Medvedev Ignored in Russian Coverage of 10th Anniversary of Georgian War


Paul Goble

            Staunton, August 12 – Dmitry Medvedev, currently Russia’s prime minister but its president in 2008 when Moscow launched its “short victorious war” against Georgia, a war he took full credit for both then and now (kommersant.ru/doc/3707031), was totally ignored in Moscow’s televised coverage on the anniversary of that conflict.

            Petr Mironenko and Irina Malkova of The Bell portal report that Medvedev was completely ignored in all the anniversary stories about the war carried on the First Channel and Russia and appeared only in archival footage on NTV (thebell.io/vojna-bez-glavnokomanduyushhego-v-syuzhetah-o-10-letii-konflikta-s-gruziej-telekanaly-oboshlis-bez-medvedeva/).

                This might have not been so striking, they suggest, except for two other developments. On the one hand, Medvedev’s poll numbers have continued to fall with only 7.2 percent of Russians now saying they trust him, far less than the 35.9 percent who say they trust Putin – and only 24 percent approve the current prime minister’s policies.
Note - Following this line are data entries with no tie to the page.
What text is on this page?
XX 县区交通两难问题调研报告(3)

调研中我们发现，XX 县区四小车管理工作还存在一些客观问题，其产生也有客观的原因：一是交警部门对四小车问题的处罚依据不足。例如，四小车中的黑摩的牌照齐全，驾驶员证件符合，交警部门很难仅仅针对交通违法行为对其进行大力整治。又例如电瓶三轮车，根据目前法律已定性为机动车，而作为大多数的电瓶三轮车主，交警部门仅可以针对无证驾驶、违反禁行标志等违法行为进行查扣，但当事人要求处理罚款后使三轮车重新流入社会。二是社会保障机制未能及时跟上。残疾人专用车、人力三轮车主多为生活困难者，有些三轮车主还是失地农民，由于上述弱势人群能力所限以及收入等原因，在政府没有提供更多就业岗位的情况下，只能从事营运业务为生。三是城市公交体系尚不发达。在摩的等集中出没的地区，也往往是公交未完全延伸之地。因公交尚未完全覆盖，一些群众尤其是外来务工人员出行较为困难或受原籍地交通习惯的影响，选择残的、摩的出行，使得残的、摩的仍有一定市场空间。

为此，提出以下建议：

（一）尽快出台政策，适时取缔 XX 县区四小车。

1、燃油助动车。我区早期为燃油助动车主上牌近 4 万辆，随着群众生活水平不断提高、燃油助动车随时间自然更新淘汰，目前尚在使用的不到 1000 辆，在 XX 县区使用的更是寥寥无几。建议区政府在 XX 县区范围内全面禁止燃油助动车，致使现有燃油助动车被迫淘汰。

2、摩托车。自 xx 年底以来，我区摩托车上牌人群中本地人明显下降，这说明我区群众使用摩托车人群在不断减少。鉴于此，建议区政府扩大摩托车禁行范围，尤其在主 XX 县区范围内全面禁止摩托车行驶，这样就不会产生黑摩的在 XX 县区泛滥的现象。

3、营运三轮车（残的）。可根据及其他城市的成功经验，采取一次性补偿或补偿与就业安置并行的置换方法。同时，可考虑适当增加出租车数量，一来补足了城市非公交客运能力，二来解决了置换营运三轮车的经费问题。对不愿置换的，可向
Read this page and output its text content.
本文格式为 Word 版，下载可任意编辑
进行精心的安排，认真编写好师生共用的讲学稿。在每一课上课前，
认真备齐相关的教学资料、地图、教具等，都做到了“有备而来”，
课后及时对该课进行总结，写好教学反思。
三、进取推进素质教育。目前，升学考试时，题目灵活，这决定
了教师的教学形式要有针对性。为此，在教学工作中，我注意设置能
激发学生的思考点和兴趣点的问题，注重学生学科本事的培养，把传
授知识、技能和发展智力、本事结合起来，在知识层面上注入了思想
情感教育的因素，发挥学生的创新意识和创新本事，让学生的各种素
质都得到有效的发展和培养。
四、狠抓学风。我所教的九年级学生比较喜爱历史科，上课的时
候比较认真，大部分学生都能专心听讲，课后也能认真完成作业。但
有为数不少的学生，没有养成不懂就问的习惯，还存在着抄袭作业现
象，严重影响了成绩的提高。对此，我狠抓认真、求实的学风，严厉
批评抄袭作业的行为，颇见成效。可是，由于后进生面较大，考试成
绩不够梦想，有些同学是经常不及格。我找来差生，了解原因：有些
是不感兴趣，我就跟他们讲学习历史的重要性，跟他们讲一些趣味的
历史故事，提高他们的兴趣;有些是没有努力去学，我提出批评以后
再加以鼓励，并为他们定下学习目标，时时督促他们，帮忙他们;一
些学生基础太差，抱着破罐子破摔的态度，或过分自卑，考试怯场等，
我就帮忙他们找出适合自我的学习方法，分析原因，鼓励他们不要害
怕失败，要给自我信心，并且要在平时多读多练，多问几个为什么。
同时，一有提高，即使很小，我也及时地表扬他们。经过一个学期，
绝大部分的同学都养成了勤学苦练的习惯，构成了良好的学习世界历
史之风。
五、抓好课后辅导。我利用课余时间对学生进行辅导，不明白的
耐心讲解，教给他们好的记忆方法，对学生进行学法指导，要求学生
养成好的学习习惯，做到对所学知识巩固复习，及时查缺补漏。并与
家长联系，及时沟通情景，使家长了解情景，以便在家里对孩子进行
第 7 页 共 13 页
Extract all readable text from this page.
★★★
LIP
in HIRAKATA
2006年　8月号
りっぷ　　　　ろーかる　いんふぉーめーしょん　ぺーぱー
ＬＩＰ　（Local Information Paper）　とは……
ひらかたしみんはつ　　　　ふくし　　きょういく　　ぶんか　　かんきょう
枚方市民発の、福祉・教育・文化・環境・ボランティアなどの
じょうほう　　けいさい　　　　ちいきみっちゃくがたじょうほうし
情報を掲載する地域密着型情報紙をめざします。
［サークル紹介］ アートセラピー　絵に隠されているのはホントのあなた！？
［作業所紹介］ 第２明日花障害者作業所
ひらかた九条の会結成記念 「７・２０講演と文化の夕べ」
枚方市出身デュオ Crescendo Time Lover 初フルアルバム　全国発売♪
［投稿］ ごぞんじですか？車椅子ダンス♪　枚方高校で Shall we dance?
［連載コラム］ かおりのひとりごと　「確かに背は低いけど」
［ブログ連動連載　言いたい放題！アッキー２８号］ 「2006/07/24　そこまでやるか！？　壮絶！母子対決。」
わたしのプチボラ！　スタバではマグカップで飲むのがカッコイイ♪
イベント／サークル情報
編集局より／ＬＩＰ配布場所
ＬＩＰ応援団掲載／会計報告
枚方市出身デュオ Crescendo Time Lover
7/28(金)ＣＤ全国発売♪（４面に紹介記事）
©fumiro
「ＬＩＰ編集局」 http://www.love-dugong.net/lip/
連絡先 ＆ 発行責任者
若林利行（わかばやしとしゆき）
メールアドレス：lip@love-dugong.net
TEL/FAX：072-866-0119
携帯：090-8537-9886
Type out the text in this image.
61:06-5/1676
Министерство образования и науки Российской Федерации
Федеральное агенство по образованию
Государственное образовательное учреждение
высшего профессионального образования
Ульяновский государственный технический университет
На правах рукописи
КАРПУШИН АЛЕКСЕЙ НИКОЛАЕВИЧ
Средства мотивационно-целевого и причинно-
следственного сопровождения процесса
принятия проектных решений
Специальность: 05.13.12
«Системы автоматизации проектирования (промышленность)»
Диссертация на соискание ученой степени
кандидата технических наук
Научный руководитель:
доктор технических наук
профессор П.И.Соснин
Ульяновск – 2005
            And on the other, in the week of the anniversary of the Georgian war, the Central Election Commission “unexpectedly approved three applications by ‘the legal opposition’ for the conduct of a referendum on raising the pension age, the main cause of the fall in the prime minister’s ratings.”

            That approval, of course, doesn’t mean that any referendum will in fact be held. In fact, the procedures in place make it unlikely that it will. But giving even this nod of approval to opposition is remarkable not only because it gives the Kremlin a way of backing down if it has to but also because it represents such a slap in the face of the current head of government.

            Whiting out former officials who fall out of favor is an old Russian tradition, classically described in David King’s The Commissar Vanishes. But in the handling of Medvedev in this case, Vladimir Putin has gone Stalin one better: he has eliminated the image of an official who is still in office if not of course in power.